Ingredients
Scale
- 2 chicken breasts, cut into bite-sized pieces
- 1 tablespoon olive oil
- 1 package of gnocchi (about 500g)
- 3 cloves garlic, minced
- 1 cup heavy cream
- 1/2 cup chicken broth
- 1/2 cup grated Parmesan cheese
- Salt and pepper to taste
- 1 tablespoon butter
- Fresh parsley, chopped (for garnish)
- 1 teaspoon dried thyme (optional)
- 1/2 teaspoon red pepper flakes (optional)
Instructions
- Cook the gnocchi: Bring a large pot of salted water to a boil. Add the gnocchi and cook according to the package instructions, typically until they float to the top (about 2-3 minutes). Drain and set aside.
- Cook the chicken: In a large skillet, heat 1 tablespoon of olive oil over medium heat. Add the chicken pieces and season with salt and pepper. Cook for 6-8 minutes, or until the chicken is golden brown and cooked through. Remove the chicken from the skillet and set aside.
- Make the sauce: In the same skillet, melt 1 tablespoon of butter over medium heat. Add the minced garlic and sauté for 1-2 minutes, until fragrant. Pour in the chicken broth and bring to a simmer, scraping up any browned bits from the pan.

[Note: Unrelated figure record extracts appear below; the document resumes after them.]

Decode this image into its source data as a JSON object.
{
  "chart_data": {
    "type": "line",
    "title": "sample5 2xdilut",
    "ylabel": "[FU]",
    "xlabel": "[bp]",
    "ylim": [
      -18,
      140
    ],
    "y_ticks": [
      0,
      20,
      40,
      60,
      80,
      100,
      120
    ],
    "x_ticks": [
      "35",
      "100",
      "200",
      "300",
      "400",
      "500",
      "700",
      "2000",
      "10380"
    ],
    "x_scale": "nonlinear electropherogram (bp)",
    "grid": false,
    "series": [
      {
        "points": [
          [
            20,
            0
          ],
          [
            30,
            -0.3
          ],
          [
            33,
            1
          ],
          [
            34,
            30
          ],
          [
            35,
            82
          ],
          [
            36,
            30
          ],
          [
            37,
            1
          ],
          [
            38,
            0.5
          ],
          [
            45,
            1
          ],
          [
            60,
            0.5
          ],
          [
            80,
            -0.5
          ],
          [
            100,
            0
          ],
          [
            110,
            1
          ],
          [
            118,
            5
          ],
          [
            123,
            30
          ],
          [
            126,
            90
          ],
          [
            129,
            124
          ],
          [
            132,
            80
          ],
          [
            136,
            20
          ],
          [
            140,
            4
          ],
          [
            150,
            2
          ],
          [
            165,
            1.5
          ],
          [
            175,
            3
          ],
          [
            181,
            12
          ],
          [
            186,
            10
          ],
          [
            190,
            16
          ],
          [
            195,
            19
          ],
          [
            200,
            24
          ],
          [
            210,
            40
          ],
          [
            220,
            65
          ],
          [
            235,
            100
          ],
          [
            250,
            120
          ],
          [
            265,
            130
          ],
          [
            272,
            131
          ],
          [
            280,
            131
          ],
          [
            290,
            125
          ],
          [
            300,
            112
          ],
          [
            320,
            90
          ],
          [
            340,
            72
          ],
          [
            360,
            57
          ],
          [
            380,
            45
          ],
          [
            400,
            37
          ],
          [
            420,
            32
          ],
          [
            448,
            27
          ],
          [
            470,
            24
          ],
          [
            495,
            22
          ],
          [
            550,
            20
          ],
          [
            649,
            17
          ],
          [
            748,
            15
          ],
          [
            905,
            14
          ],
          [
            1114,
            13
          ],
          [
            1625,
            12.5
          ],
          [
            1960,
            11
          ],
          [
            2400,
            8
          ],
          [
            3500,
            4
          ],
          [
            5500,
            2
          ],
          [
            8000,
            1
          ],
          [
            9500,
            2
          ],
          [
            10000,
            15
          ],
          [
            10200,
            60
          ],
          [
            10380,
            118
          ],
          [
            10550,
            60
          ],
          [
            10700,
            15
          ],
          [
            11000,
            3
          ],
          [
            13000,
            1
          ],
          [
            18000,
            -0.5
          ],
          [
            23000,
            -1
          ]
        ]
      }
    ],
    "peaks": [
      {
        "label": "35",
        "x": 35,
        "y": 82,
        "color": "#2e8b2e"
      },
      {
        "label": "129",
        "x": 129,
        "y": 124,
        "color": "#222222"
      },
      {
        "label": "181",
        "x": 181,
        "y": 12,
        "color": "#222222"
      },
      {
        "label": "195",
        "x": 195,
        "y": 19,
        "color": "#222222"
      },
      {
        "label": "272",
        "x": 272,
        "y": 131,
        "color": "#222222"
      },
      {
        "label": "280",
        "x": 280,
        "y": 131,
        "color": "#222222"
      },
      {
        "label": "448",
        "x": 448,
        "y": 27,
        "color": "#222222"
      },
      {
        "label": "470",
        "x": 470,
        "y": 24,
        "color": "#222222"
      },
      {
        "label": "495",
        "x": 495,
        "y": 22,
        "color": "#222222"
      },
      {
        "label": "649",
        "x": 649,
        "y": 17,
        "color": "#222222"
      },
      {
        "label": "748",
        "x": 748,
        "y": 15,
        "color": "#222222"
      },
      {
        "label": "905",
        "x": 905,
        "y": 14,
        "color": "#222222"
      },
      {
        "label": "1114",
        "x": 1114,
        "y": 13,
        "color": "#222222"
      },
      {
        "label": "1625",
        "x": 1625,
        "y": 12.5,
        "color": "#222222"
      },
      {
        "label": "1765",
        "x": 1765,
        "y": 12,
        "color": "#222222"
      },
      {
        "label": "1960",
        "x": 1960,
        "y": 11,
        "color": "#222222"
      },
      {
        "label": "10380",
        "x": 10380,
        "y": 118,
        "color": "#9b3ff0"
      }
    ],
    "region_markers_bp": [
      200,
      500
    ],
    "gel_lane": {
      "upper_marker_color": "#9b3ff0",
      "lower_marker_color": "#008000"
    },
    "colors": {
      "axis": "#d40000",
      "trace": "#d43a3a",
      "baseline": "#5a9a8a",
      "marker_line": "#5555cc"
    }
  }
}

- Combine the ingredients: Add the heavy cream and grated Parmesan cheese to the skillet, stirring until the cheese melts and the sauce thickens (about 3-4 minutes). If the sauce gets too thick, add a little more chicken broth to reach your desired consistency.
- Add the gnocchi and chicken: Stir in the cooked gnocchi and chicken, making sure everything is coated in the creamy sauce. Let it simmer for an additional 2-3 minutes, allowing the gnocchi to absorb the sauce.
- Serve: Season with additional salt, pepper, and red pepper flakes (if using). Garnish with chopped fresh parsley and serve immediately. Enjoy your creamy garlic chicken gnocchi skillet!